Why women need unions

UNISON campaigns for equality and autonomy for women, in society and in the workplace

8-14 Feb 2016 is heartunions week. To mark the week, Left Foot Forward are running a series of articles about trade unions. You can find out more at heartunions.org

This week sees the gathering of more than 800 women belonging to one of the biggest – possibly the biggest – women’s voluntary organisations in the UK. Not the WI or the Girl Guides – this week is UNISON’s annual women’s conference, and it coincides beautifully with heartunions week.

UNISON made a huge commitment to its primarily female membership when it was formed more than 20 years ago. That commitment – to ensure that women were always proportionately represented in our structures – has meant that our bargaining agenda has changed dramatically over the years, because women have set that agenda.

In the dark old days of evening meetings in smoke-filled rooms, when the chairman’s word was law and women members could enter the ‘prettiest new recruit’ competition in the national journal, it was bonus payments and car allowances which were the hot topics, inevitably debated over a pint or two.

But once women’s voices started to be heard, and grew louder and more insistent, that began to change. And this year’s women’s conference – the largest ever – will continue to demand that change.

We have so much to be proud of. So much that unions demanded, and achieved.

We may still have a long way to go to have truly family-friendly workplaces, but it is only a generation ago that maternity leave was just a few short months, at best. There was no guarantee of pay and you were lucky to keep your job.

Although women still experience pregnancy and maternity discrimination, it is now from a minority of employers and we have laws in place to challenge them, despite the scandal of the government’s introduction of employment tribunal fees.

The days of women receiving ‘pin-money’ are long gone. Now, thanks to the battles fought in the courts and the agreements negotiated with employers, the cook and the caretaker are valued equally, and the man who cleans the graffiti from the school walls is paid the same as the woman who cleans the loos. Gender is not the major factor in who gets what.

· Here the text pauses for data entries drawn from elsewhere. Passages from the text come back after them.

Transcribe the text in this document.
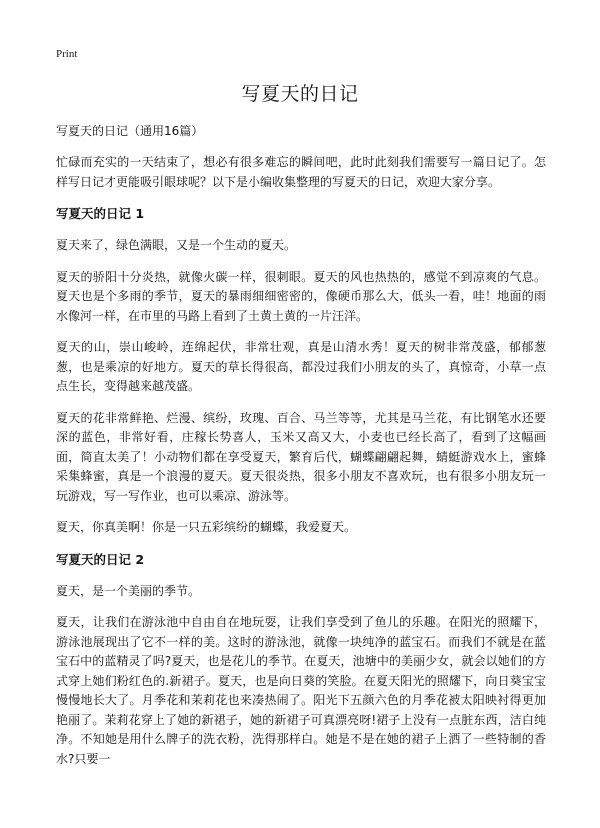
Print
写夏天的日记
写夏天的日记（通用16篇）

忙碌而充实的一天结束了，想必有很多难忘的瞬间吧，此时此刻我们需要写一篇日记了。怎样写日记才更能吸引眼球呢？以下是小编收集整理的写夏天的日记，欢迎大家分享。

写夏天的日记 1

夏天来了，绿色满眼，又是一个生动的夏天。

夏天的骄阳十分炎热，就像火碳一样，很刺眼。夏天的风也热热的，感觉不到凉爽的气息。夏天也是个多雨的季节，夏天的暴雨细细密密的，像硬币那么大，低头一看，哇！地面的雨水像河一样，在市里的马路上看到了土黄土黄的一片汪洋。

夏天的山，崇山峻岭，连绵起伏，非常壮观，真是山清水秀！夏天的树非常茂盛，郁郁葱葱，也是乘凉的好地方。夏天的草长得很高，都没过我们小朋友的头了，真惊奇，小草一点点生长，变得越来越茂盛。

夏天的花非常鲜艳、烂漫、缤纷，玫瑰、百合、马兰等等，尤其是马兰花，有比钢笔水还要深的蓝色，非常好看，庄稼长势喜人，玉米又高又大，小麦也已经长高了，看到了这幅画面，简直太美了！小动物们都在享受夏天，繁育后代，蝴蝶翩翩起舞，蜻蜓游戏水上，蜜蜂采集蜂蜜，真是一个浪漫的夏天。夏天很炎热，很多小朋友不喜欢玩，也有很多小朋友玩一玩游戏，写一写作业，也可以乘凉、游泳等。

夏天，你真美啊！你是一只五彩缤纷的蝴蝶，我爱夏天。

写夏天的日记 2

夏天，是一个美丽的季节。

夏天，让我们在游泳池中自由自在地玩耍，让我们享受到了鱼儿的乐趣。在阳光的照耀下，游泳池展现出了它不一样的美。这时的游泳池，就像一块纯净的蓝宝石。而我们不就是在蓝宝石中的蓝精灵了吗?夏天，也是花儿的季节。在夏天，池塘中的美丽少女，就会以她们的方式穿上她们粉红色的.新裙子。夏天，也是向日葵的笑脸。在夏天阳光的照耀下，向日葵宝宝慢慢地长大了。月季花和茉莉花也来凑热闹了。阳光下五颜六色的月季花被太阳映衬得更加艳丽了。茉莉花穿上了她的新裙子，她的新裙子可真漂亮呀!裙子上没有一点脏东西，洁白纯净。不知她是用什么牌子的洗衣粉，洗得那样白。她是不是在她的裙子上洒了一些特制的香水?只要一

Holiday pay, sick leave, parity in training opportunities, positive action, the right to request flexible working – all negotiated and championed by unions, all playing their part in creating more equal workplaces. And then there are the other things, the ones where people say ‘What’s that got to do with the union?’

When we first started talking about domestic violence as a workplace issue, people were resistant, considering it to be a private affair. No longer. The impact of domestic violence on society and on the economy – the lost productivity, lost days, lost lives – is now acknowledged by government and employers, and workplace policies to support those experiencing abuse are commonplace.

When we asked women for their stories, one said ‘the union was my only lifeline’, and she was not alone.

We still have more to do, more workplaces to convert. And we still campaign on other forms of violence against women – on rape, prostitution and FGM, on the right to choose and the media’s portrayal of women. Because until women have true equality and autonomy in society, they can never have true equality in the workplace.

We will also continue to challenge the government and employers on exploitative zero hours contracts, ten minute care appointment, payments for travel time , or whatever new horror is dreamed up in the name of cutting costs.

But in the meantime we will savour the little victories. Like the midwife who asked us for help because she had been told that when her new baby – born through surrogacy – arrived she was not entitled to maternity leave to care for her child, nor even to adoption leave, because the law did not allow it. UNISON took her case, and we won.

We won for her but we also changed the law, so other women will benefit too. Not as many as the thousands who have benefited through our work on equal pay, but maybe a hundred or so women each year. But that one woman we helped – that is why we do what we do.

So yes, those women at conference this week do indeed heart their union. They are now 78 per cent of UNISON and that figure continues to grow. It will keep on growing, and our union will remain strong – because that next challenge is always just around the corner.